The launch will be supported by television, print, outdoor and in-store communication. Global advertising and creative for the brand is currently under development.
The announcement was one of a series from Coca-Cola. The slew of innovations and packaging, along with a new marketing slogan, will help drive the company's previously forecast volume and profit growth, says Coke's chief executive Neville Isdell.
Coca-Cola, which has struggled for five years to boost sluggish soft drink sales and meet changing consumer tastes, said it still expects earnings-per-share growth in the high single-digit range. Coke also stood by an earlier forecast for long-term annual operating earnings growth of 6% to 8%. Isdell said the company would likely pursue more “bolt-on” or smaller geographic acquisitions in 2006. Chief financial officer Gary Fayard said Coke plans to spend $2 billion to $2.5 billion on share repurchases.

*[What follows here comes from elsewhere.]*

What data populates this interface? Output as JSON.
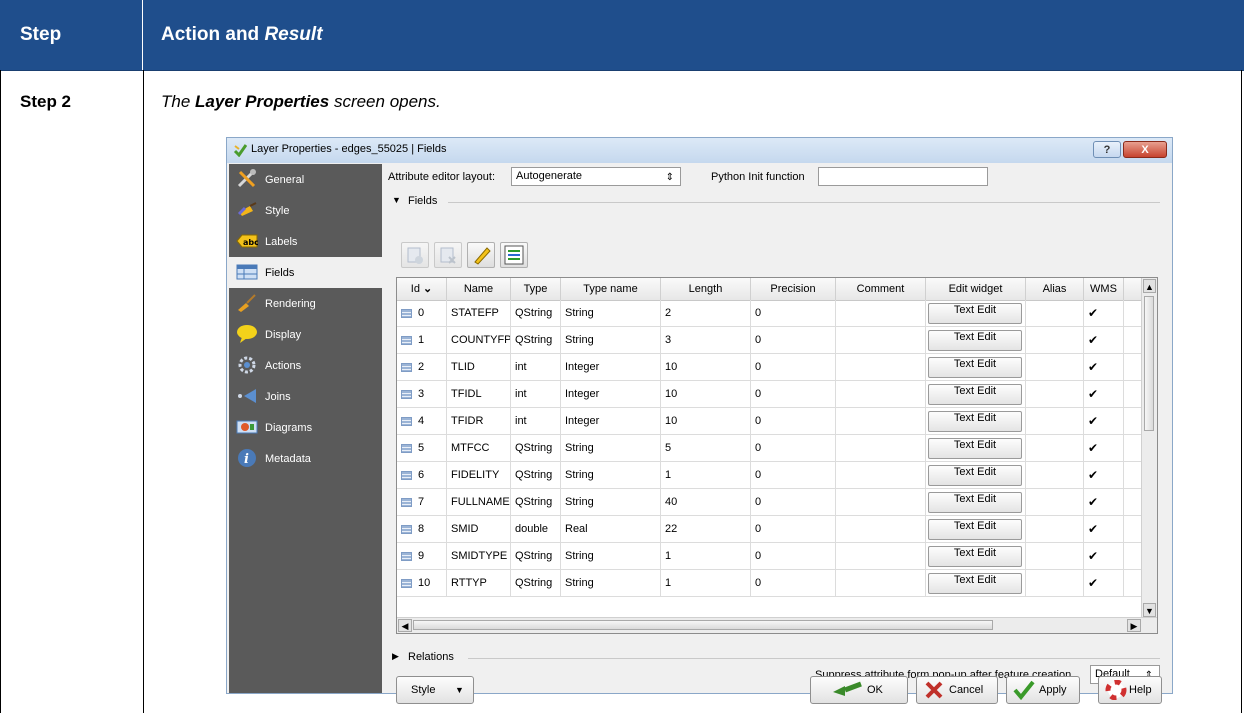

Coca-Cola discussed plans for new carbonated and non-carbonated drinks and for attractive packaging in the form of colorful 200ml aluminum bottles, during the presentation.
Also during the presentation, Coke marketing chief Mary Minnick said Coke was introducing higher-margin extensions in the fast-growing water category and plans to launch a Tab energy drink targeting women. Minnick also announced the company's new advertising slogan: "Welcome to the Coke Side of Life."
Coca-Cola has introduced several diet and reduced-calorie drinks in recent months to meet changing consumer tastes. It is also now packaging Coca-Cola in an 8.4oz can and touting the serving has just 100 calories, Minnick said.
The company unveiled a new advertising campaign expected to debut in North America during the 2006 Winter Olympics that will promote wellness and showcase its broad line of drinks. The wellness campaign comes amid obesity concerns in the U.S., particularly among children.
Some industry watchers have said Coke fell behind competitors such as PepsiCo since it held off from acquisitions and took fewer risks with innovative products.
"They need an acquisition so that they can channel capital into something other than bolt-ons," said Douglas Lane, president of Douglas C Lane & Associates, which holds 600,000 shares of Coke. "Pepsi shares have outdone Coke's because they have taken the risk."
Coke's shares have fallen about 17.5% since Isdell became CEO in 2004 and are 52% off their lifetime high in July 1998. By contrast, rival PepsiCo's stock has soared 57% over the same period.
Further joining the Coca-Cola stable may be a line of ready-to-drink coffee under the Godiva brand name in the second half of 2006, according to industry speculation. Spokesmen at both Coke and Campbell Soup Co., which makes Godiva chocolates, refused to confirm or deny the report.
At an investor conference in New York, Mary Minnick said the company intends to launch "indulgence coffees" in North America next year.